Behaviours might include:

  • They express polarising views of absolute truth, paranoia
    or extreme mistrust
  • They suddenly behave in ways that create a rupture with
    family practices
  • They seem drawn to conspiracy theories
  • They pull away from the people they are close to or their
    usual social network
  • They suddenly change their habits
  • They feel a strong sense of rejection and victimisation  because of their own identity or beliefs
  • They reject  rules and regulations of institutions and organisations such as their school or workplace,  based on ideological, political or religious grounds
  • They refuse to take part in group activities or to interact with certain individuals because of their religion, ethnic group, skin colour, gender or sexual orientation
  • They seem to need to dominate or control others in the name of  beliefs or an ideological view
  • They find it difficult to reassess their own opinions and recognise different points of view

 

 


Troubling Behaviour

Troubling Behaviour

This category includes the beginning of a person’s radical trajectory.
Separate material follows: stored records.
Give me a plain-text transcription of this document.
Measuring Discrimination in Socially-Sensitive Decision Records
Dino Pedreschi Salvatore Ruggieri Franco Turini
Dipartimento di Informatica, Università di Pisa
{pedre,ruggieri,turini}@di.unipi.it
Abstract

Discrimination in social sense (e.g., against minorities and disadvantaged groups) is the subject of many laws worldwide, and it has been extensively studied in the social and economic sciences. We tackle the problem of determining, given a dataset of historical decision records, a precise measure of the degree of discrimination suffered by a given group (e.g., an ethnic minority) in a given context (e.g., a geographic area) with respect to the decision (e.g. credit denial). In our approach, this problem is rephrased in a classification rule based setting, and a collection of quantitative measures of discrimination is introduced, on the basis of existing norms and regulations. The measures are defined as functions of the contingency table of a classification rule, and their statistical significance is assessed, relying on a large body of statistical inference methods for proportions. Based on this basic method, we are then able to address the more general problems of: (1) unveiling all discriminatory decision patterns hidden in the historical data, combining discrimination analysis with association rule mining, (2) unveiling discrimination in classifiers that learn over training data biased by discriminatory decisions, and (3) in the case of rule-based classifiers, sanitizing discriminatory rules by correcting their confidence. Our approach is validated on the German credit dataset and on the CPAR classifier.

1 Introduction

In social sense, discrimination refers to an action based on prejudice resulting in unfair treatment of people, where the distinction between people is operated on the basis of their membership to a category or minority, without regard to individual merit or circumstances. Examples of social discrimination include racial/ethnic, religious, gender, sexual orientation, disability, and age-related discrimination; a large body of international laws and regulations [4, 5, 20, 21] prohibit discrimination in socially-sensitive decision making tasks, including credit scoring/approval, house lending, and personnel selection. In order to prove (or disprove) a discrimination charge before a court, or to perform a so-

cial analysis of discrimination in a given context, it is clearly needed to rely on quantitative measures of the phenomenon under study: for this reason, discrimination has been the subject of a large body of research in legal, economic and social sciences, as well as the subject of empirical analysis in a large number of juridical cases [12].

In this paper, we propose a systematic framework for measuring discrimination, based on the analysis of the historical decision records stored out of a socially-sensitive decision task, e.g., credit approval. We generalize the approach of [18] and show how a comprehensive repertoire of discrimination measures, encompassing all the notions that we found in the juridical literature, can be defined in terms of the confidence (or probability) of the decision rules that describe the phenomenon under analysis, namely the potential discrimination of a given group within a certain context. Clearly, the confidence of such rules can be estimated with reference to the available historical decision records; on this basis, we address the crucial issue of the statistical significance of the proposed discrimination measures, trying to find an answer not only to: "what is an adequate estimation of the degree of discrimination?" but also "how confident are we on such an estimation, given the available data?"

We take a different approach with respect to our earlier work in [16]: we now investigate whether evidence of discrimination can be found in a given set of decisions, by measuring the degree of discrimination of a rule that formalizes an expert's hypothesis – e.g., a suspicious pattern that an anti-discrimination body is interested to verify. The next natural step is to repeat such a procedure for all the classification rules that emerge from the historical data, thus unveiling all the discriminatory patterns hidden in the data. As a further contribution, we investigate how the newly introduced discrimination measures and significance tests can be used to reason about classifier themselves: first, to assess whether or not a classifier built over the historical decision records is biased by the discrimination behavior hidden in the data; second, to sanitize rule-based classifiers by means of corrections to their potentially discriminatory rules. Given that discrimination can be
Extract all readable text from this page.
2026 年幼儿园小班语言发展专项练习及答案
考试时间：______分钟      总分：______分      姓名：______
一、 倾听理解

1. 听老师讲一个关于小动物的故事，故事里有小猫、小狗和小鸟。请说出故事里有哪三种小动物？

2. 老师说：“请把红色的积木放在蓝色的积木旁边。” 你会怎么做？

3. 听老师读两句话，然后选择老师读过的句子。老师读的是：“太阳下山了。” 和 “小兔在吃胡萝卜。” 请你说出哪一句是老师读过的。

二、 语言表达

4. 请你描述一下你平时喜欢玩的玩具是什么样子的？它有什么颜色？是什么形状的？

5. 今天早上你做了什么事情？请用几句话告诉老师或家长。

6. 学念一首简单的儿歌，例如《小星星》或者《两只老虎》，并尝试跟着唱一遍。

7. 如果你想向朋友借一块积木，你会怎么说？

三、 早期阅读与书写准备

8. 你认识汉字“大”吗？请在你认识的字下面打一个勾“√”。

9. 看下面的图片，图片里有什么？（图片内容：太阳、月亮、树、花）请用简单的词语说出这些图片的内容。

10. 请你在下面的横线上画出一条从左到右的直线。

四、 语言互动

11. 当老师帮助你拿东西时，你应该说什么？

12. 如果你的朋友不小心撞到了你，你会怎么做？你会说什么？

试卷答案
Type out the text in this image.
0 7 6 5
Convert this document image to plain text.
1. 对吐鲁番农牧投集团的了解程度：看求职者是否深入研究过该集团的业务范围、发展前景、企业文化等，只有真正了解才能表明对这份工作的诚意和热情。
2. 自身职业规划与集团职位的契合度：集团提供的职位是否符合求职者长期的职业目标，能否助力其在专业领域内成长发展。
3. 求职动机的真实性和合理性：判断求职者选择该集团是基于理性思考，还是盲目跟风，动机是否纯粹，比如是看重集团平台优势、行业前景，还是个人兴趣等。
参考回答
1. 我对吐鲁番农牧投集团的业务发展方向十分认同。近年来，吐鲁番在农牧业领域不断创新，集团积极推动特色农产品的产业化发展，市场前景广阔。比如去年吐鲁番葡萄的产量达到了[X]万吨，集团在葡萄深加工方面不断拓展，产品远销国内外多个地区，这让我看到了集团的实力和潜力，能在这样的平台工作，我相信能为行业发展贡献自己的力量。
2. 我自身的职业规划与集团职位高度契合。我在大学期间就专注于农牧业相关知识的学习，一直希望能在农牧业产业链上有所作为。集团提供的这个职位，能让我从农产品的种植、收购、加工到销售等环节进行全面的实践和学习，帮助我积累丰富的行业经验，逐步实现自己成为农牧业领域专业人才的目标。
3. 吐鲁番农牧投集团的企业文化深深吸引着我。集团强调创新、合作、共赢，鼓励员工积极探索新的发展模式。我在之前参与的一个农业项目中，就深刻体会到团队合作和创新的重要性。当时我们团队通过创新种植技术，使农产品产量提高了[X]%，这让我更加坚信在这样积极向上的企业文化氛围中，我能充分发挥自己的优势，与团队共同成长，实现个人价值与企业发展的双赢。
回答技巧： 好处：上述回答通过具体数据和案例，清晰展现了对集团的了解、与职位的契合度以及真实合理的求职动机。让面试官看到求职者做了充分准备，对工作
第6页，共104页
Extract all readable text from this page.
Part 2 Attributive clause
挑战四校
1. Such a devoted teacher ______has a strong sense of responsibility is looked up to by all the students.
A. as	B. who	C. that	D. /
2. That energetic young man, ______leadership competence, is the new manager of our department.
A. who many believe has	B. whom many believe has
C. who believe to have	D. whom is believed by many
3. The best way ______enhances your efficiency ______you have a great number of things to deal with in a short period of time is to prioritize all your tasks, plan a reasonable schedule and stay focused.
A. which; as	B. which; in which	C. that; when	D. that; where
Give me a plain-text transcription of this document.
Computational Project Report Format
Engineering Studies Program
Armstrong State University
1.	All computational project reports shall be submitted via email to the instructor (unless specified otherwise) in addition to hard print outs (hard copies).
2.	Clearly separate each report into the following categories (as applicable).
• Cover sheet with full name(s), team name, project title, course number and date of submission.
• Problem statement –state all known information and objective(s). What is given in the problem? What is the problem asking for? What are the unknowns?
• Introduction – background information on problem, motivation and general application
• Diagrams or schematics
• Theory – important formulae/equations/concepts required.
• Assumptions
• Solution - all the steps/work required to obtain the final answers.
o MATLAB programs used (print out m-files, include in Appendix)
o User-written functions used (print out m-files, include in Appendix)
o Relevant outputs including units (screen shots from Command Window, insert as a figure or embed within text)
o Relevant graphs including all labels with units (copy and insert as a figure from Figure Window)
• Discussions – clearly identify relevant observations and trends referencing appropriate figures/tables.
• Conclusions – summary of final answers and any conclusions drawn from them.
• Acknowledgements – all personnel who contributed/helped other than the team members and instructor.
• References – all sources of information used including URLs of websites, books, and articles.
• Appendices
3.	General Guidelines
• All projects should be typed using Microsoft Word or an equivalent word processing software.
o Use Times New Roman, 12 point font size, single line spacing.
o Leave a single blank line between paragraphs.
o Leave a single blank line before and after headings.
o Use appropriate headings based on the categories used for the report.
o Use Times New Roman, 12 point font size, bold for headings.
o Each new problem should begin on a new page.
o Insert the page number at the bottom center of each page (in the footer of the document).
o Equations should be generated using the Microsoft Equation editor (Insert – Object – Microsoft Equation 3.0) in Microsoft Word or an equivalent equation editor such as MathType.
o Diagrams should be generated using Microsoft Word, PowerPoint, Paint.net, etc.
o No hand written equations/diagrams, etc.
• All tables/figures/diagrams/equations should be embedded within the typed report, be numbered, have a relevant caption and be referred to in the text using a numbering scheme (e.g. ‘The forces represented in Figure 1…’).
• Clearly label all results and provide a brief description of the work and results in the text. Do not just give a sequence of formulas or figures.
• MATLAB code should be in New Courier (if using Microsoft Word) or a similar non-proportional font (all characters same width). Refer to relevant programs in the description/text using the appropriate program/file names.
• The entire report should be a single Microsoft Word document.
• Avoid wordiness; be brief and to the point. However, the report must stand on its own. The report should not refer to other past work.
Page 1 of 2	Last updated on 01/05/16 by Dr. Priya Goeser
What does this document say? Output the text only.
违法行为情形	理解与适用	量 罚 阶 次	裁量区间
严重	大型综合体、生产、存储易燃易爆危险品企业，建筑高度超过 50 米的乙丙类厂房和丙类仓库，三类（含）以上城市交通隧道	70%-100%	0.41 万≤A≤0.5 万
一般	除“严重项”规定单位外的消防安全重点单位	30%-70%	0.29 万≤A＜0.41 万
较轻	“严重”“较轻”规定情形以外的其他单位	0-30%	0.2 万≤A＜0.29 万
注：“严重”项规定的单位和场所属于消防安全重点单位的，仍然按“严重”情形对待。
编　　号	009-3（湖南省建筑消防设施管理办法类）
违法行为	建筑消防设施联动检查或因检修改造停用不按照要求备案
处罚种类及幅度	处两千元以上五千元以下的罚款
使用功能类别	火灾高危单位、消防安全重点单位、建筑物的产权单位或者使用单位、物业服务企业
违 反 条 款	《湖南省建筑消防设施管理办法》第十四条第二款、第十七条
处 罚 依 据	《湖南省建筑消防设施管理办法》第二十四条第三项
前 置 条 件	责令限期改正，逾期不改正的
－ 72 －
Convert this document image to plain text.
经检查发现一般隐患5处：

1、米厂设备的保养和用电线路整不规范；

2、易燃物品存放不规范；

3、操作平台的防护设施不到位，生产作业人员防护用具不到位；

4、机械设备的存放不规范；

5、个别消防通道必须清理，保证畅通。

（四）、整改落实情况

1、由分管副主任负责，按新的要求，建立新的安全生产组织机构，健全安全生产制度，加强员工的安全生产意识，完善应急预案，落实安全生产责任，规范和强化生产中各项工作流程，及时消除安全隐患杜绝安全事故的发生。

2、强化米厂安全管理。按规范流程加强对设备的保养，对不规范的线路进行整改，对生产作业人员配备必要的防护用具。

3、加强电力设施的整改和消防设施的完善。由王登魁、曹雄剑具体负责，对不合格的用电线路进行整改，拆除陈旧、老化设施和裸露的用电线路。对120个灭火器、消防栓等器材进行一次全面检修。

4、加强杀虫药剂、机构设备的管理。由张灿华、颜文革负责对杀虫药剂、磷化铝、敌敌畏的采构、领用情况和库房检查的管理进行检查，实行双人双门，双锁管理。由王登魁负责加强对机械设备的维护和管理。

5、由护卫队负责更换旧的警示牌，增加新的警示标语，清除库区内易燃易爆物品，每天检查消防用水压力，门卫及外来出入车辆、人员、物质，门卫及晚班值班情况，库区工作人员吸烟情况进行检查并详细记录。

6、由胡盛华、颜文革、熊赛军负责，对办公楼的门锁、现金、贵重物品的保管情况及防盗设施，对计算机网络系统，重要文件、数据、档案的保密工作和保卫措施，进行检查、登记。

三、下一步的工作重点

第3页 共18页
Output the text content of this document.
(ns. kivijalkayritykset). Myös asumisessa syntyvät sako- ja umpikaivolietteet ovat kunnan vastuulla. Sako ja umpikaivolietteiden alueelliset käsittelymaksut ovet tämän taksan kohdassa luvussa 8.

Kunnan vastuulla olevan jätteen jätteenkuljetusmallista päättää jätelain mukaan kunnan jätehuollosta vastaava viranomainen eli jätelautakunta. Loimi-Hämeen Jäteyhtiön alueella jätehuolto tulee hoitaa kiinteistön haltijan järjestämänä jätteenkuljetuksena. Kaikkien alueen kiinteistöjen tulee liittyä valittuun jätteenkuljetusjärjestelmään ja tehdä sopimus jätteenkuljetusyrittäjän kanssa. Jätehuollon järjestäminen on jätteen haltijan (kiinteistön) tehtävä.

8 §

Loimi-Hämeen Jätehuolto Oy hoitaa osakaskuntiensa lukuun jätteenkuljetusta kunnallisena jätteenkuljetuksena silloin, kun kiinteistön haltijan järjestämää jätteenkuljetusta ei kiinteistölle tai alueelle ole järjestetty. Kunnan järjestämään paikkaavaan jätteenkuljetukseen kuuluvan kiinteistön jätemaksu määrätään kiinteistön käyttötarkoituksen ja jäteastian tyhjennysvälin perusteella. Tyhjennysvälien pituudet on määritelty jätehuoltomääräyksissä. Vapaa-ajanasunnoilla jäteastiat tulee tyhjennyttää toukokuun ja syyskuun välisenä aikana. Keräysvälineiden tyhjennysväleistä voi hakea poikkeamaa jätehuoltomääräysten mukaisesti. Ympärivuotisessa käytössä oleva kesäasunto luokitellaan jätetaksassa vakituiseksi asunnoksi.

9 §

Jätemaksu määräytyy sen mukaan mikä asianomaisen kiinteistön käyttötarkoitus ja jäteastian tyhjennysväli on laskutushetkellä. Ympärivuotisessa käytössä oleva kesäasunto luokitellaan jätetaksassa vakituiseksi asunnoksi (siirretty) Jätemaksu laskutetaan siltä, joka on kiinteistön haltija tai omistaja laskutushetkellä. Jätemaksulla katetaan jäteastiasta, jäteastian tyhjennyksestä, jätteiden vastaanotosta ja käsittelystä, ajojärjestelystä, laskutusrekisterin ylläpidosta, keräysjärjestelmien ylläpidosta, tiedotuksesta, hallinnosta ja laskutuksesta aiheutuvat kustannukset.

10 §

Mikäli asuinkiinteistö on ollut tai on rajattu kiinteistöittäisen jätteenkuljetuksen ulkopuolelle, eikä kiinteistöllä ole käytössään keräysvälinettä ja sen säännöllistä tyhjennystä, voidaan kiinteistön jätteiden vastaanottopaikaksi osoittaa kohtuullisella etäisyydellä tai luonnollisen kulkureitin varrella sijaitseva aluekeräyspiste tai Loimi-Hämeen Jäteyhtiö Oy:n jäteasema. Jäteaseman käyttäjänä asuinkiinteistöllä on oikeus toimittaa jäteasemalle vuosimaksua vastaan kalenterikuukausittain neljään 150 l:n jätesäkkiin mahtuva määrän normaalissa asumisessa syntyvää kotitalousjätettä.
It is characterised by a strong mistrust of the outside world and having views that legitimise the use of violence to achieve their goals or to help their cause.

 

Behaviour can include:

  • Cutting off ties with friends and family in order to to keep only the company with a new group of friends, because of extremist beliefs
  • They defend the use of violence as legitimate in the service of a cause or an ideology
  • They hide a new lifestyle or belief system or from family members and/or close friends (either online or in real life)
  • They draw closer to radicalised individuals or extremist groups
  • They are suddenly no longer interested in professional or educational activities
  • They display symbols of affiliation or support with recognised violent extremist groups
  • They are obsessed with conspiracy theories, end-of-the-world narratives or messianic views
  • They express threatening, hateful or dehumanising views towards other individuals or groups
  • They make threatening or intimidating gestures towards groups or individuals they believe are against their own beliefs or ideologies

 


Alarming BehaviourAlarming Behaviour

This category includes a set of behaviours that show a sectarian and exclusive allegiance to an ideology or cause, which lead the individual to believe violence as
the only legitimate and valid means of action

 

Behaviour can include:

  • They take part  in the activities of violent extremist groups, regardless of the means ( financial, material or physical)
  • They recruit other individuals for a violent extremist cause
  • They’re in contact with a group known to be violent extremists, either online or in real life
  • They regularly consult with violent extremist Internet forums and websites to reinforce their own beliefs
  • They plan or commit violent or hateful acts (vandalism, physical attacks, etc.) inspired by ideological motives or an extremist cause
  • They learn about, try to acquire and/or practice handling weapons (firearms, explosives, etc.) outside the legal bounds
  • They plan a trip to a conflict zone or to a region in which violent extremist groups are known to be active

 


What to do if you are worried about someone’s behaviour

  1. Notice something of concern
  2. Check your concern and ask the opinion of someone you trust to see if they agree
  3. Share the concern if you/your trusted person feel that it is warranted. Contact the Safeguarding Officer for your study centre.